John F. Kennedy's Autopsy Report Has Some Chilling Details

November 22, 1963, is etched in history as a day when time seemed to stand still. On that day, President John F. Kennedy was fatally shot while rolling through Texas in a motorcade with his wife, Jackie Kennedy, and Texas Governor John Connally. Officially, the finger pointed at Lee Harvey Oswald, a man with motives still murky to this day. But that didn't stop a slew of conspiracy theories from taking off. Maybe it was the Cubans or the Russians, or perhaps Vice President Lyndon B. Johnson, who conveniently stepped into the presidency after Kennedy's death. Some even suspect the CIA had been involved. Fast forward to today, and these theories still persist. What remains indisputable, however, is that JFK's death was the result of gunfire, though his official autopsy unearthed more than just the obvious.

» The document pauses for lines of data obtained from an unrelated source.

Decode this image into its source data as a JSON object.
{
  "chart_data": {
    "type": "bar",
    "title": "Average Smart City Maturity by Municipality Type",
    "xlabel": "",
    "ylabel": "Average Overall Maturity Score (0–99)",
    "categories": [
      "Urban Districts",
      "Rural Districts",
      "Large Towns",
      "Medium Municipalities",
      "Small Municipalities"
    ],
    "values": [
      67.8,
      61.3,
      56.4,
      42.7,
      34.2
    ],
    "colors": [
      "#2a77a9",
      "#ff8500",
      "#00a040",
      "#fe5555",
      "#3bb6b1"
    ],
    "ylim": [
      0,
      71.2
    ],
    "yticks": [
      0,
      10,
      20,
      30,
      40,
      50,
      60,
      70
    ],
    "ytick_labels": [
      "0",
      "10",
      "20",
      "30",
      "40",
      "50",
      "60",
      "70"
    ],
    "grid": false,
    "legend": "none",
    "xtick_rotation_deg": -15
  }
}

Just mere hours after he was declared dead, an autopsy at the National Naval Medical Center in Bethesda, Maryland, confirmed that JFK was hit by two separate bullets from behind. "It is our opinion that the deceased died as a result of two perforating gunshot wounds inflicted by high‐velocity projectiles fired by a person or persons unknown. The projectiles were fired from a point behind and somewhat above the level of the deceased," the report read, per The New York Times, noting that one bullet went through his neck and the other severely damaged his brain. "It is our opinion that the wound of the skull produced such extensive damage to the brain as to preclude the possibility of the deceased surviving this injury."

But that's not all. The autopsy also revealed that JFK had an autoimmune disease he had quietly been dealing with, a fact the public never knew — and something he, too, reportedly denied.

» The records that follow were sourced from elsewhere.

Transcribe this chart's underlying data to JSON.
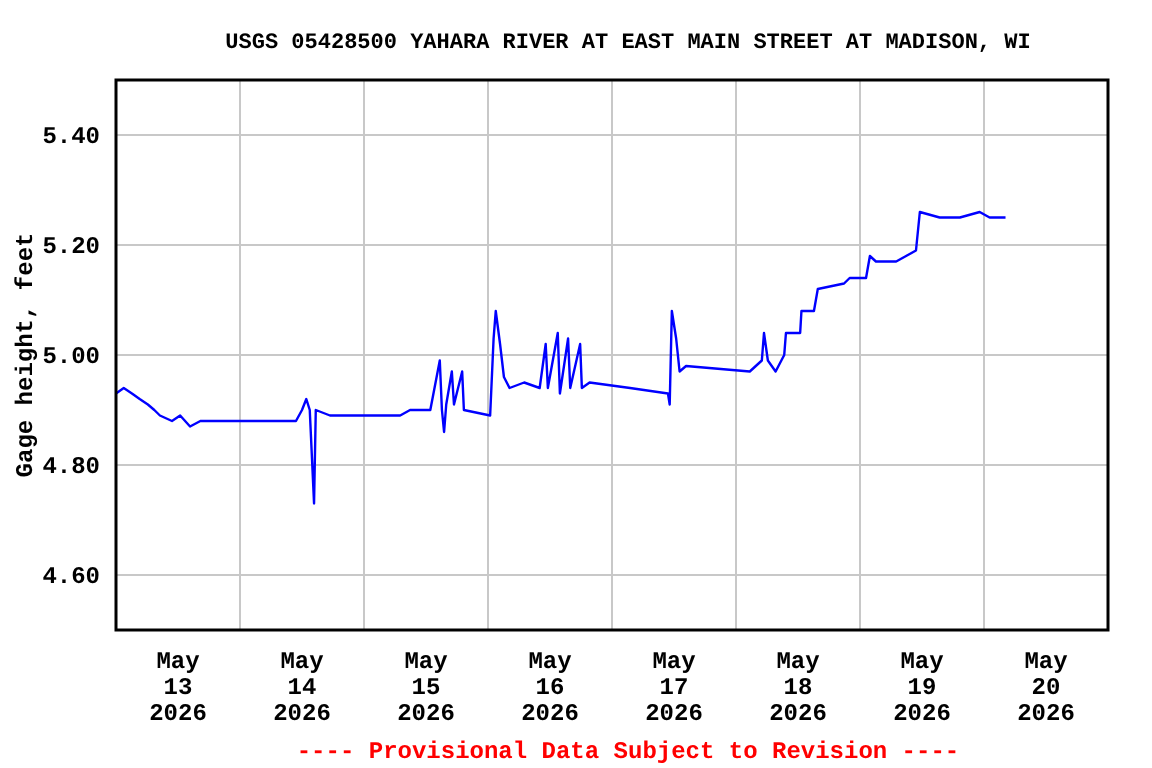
{
  "chart_data": {
    "type": "line",
    "title": "USGS 05428500 YAHARA RIVER AT EAST MAIN STREET AT MADISON, WI",
    "ylabel": "Gage height, feet",
    "annotations": [
      "---- Provisional Data Subject to Revision ----"
    ],
    "x": [
      "2026-05-13T00:00",
      "2026-05-13T01:30",
      "2026-05-13T03:05",
      "2026-05-13T04:35",
      "2026-05-13T06:10",
      "2026-05-13T07:25",
      "2026-05-13T08:30",
      "2026-05-13T10:50",
      "2026-05-13T12:25",
      "2026-05-13T14:20",
      "2026-05-13T16:20",
      "2026-05-14T10:50",
      "2026-05-14T12:00",
      "2026-05-14T12:50",
      "2026-05-14T13:30",
      "2026-05-14T14:20",
      "2026-05-14T14:40",
      "2026-05-14T17:25",
      "2026-05-15T07:00",
      "2026-05-15T08:55",
      "2026-05-15T12:50",
      "2026-05-15T14:40",
      "2026-05-15T15:05",
      "2026-05-15T15:30",
      "2026-05-15T15:55",
      "2026-05-15T17:00",
      "2026-05-15T17:25",
      "2026-05-15T19:00",
      "2026-05-15T19:20",
      "2026-05-16T00:25",
      "2026-05-16T01:05",
      "2026-05-16T01:30",
      "2026-05-16T02:20",
      "2026-05-16T03:05",
      "2026-05-16T04:10",
      "2026-05-16T07:00",
      "2026-05-16T10:00",
      "2026-05-16T11:10",
      "2026-05-16T11:35",
      "2026-05-16T13:30",
      "2026-05-16T13:55",
      "2026-05-16T15:30",
      "2026-05-16T15:55",
      "2026-05-16T17:50",
      "2026-05-16T18:10",
      "2026-05-16T19:40",
      "2026-05-17T03:30",
      "2026-05-17T10:50",
      "2026-05-17T11:10",
      "2026-05-17T11:35",
      "2026-05-17T12:25",
      "2026-05-17T13:05",
      "2026-05-17T14:20",
      "2026-05-18T02:40",
      "2026-05-18T03:50",
      "2026-05-18T05:00",
      "2026-05-18T05:25",
      "2026-05-18T06:10",
      "2026-05-18T07:40",
      "2026-05-18T09:20",
      "2026-05-18T09:40",
      "2026-05-18T12:25",
      "2026-05-18T12:40",
      "2026-05-18T15:05",
      "2026-05-18T15:50",
      "2026-05-18T20:55",
      "2026-05-18T22:00",
      "2026-05-19T01:10",
      "2026-05-19T01:55",
      "2026-05-19T03:05",
      "2026-05-19T07:00",
      "2026-05-19T08:55",
      "2026-05-19T10:50",
      "2026-05-19T11:35",
      "2026-05-19T15:25",
      "2026-05-19T19:20",
      "2026-05-19T23:10",
      "2026-05-20T01:05",
      "2026-05-20T04:10"
    ],
    "series": [
      {
        "color": "#0000ff",
        "values": [
          4.93,
          4.94,
          4.93,
          4.92,
          4.91,
          4.9,
          4.89,
          4.88,
          4.89,
          4.87,
          4.88,
          4.88,
          4.9,
          4.92,
          4.9,
          4.73,
          4.9,
          4.89,
          4.89,
          4.9,
          4.9,
          4.99,
          4.9,
          4.86,
          4.91,
          4.97,
          4.91,
          4.97,
          4.9,
          4.89,
          5.03,
          5.08,
          5.02,
          4.96,
          4.94,
          4.95,
          4.94,
          5.02,
          4.94,
          5.04,
          4.93,
          5.03,
          4.94,
          5.02,
          4.94,
          4.95,
          4.94,
          4.93,
          4.91,
          5.08,
          5.03,
          4.97,
          4.98,
          4.97,
          4.98,
          4.99,
          5.04,
          4.99,
          4.97,
          5.0,
          5.04,
          5.04,
          5.08,
          5.08,
          5.12,
          5.13,
          5.14,
          5.14,
          5.18,
          5.17,
          5.17,
          5.18,
          5.19,
          5.26,
          5.25,
          5.25,
          5.26,
          5.25,
          5.25
        ]
      }
    ],
    "xlim": [
      "2026-05-13T00:00",
      "2026-05-21T00:00"
    ],
    "xticks": [
      {
        "value": "2026-05-13T12:00",
        "label": "May 13 2026"
      },
      {
        "value": "2026-05-14T12:00",
        "label": "May 14 2026"
      },
      {
        "value": "2026-05-15T12:00",
        "label": "May 15 2026"
      },
      {
        "value": "2026-05-16T12:00",
        "label": "May 16 2026"
      },
      {
        "value": "2026-05-17T12:00",
        "label": "May 17 2026"
      },
      {
        "value": "2026-05-18T12:00",
        "label": "May 18 2026"
      },
      {
        "value": "2026-05-19T12:00",
        "label": "May 19 2026"
      },
      {
        "value": "2026-05-20T12:00",
        "label": "May 20 2026"
      },
      {
        "value": "2026-05-14T00:00",
        "label": null
      },
      {
        "value": "2026-05-15T00:00",
        "label": null
      },
      {
        "value": "2026-05-16T00:00",
        "label": null
      },
      {
        "value": "2026-05-17T00:00",
        "label": null
      },
      {
        "value": "2026-05-18T00:00",
        "label": null
      },
      {
        "value": "2026-05-19T00:00",
        "label": null
      },
      {
        "value": "2026-05-20T00:00",
        "label": null
      }
    ],
    "ylim": [
      4.5,
      5.5
    ],
    "yticks": [
      {
        "value": 4.6,
        "label": "4.60"
      },
      {
        "value": 4.8,
        "label": "4.80"
      },
      {
        "value": 5.0,
        "label": "5.00"
      },
      {
        "value": 5.2,
        "label": "5.20"
      },
      {
        "value": 5.4,
        "label": "5.40"
      }
    ],
    "grid": true
  }
}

Medical professionals discovered that JFK had Addison's disease

President John F. Kennedy once bragged he was "the healthiest candidate for president in the country" — a claim that, in hindsight, was more than a little optimistic. JFK kept up a polished image of vitality and strength, but he was fighting off a laundry list of health issues that made him practically a walking pharmacy, juggling various medications just to get through the day. His autopsy, as The Washington Post revealed, confirmed what many had suspected all along — that he'd been dealing with Addison's disease, a rare adrenal disorder that had practically left him without functioning adrenal glands.

For years, JFK and the Kennedy family denied rumors of such illness, insisting he was as healthy as a horse. But the truth was he had been diagnosed with Addison's back in 1947 — over a decade before his sandal-ridden White House days. By 1955, hypothyroidism joined his list of ailments, adding more pills to the regimen. Dr. Lee R. Mandel, a Navy Medical Corps endocrinologist who pored over JFK's records, told The Los Angeles Times that the late president wasn't just popping the occasional aspirin — he was on hydrocortisone, prednisone, liothyronine, and fludrocortisone. He also took a cocktail of painkillers, antibiotics, antihistamines, antispasmodics, and even antipsychotics. 

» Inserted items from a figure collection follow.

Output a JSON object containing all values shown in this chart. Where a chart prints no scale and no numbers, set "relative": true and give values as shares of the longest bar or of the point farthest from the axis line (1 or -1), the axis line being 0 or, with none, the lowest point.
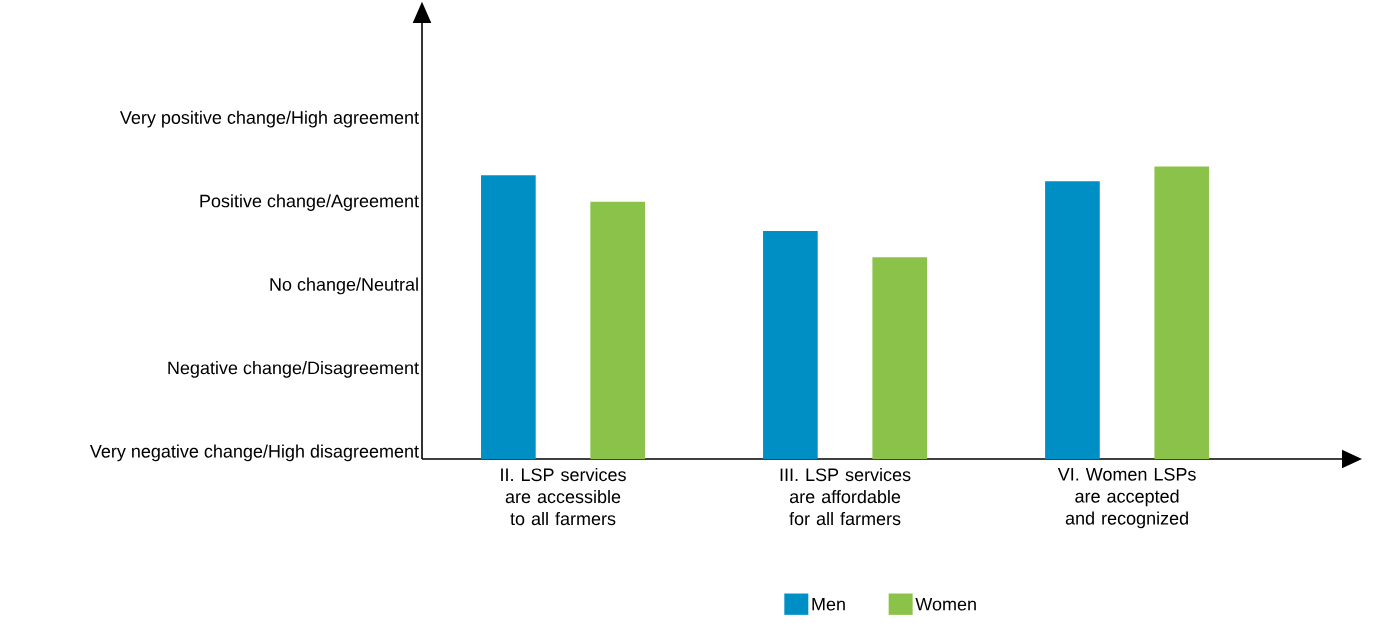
{
  "chart_data": {
    "type": "bar",
    "categories": [
      "II. LSP services are accessible to all farmers",
      "III. LSP services are affordable for all farmers",
      "VI. Women LSPs are accepted and recognized"
    ],
    "series": [
      {
        "name": "Men",
        "color": "#008fc5",
        "values": [
          0.97,
          0.78,
          0.95
        ]
      },
      {
        "name": "Women",
        "color": "#8bc34a",
        "values": [
          0.88,
          0.69,
          1
        ]
      }
    ],
    "relative": true,
    "annotations": [
      "Very negative change/High disagreement",
      "Negative change/Disagreement",
      "No change/Neutral",
      "Positive change/Agreement",
      "Very positive change/High agreement"
    ],
    "legend": "bottom"
  }
}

"He was never healthy. I mean, the image you get of vigor and progressive health wasn't true. He was playing through pain most of the presidency," Washington-based physician Dr. Jeffrey Kelman, who also examined JFK's health records, told PBS. "He was living with a disability which probably would get him federal disability or retirement if he was around today. .. He was on enough pain medications to disable him. And he survived through it. He came out of it, and he performed at the highest level."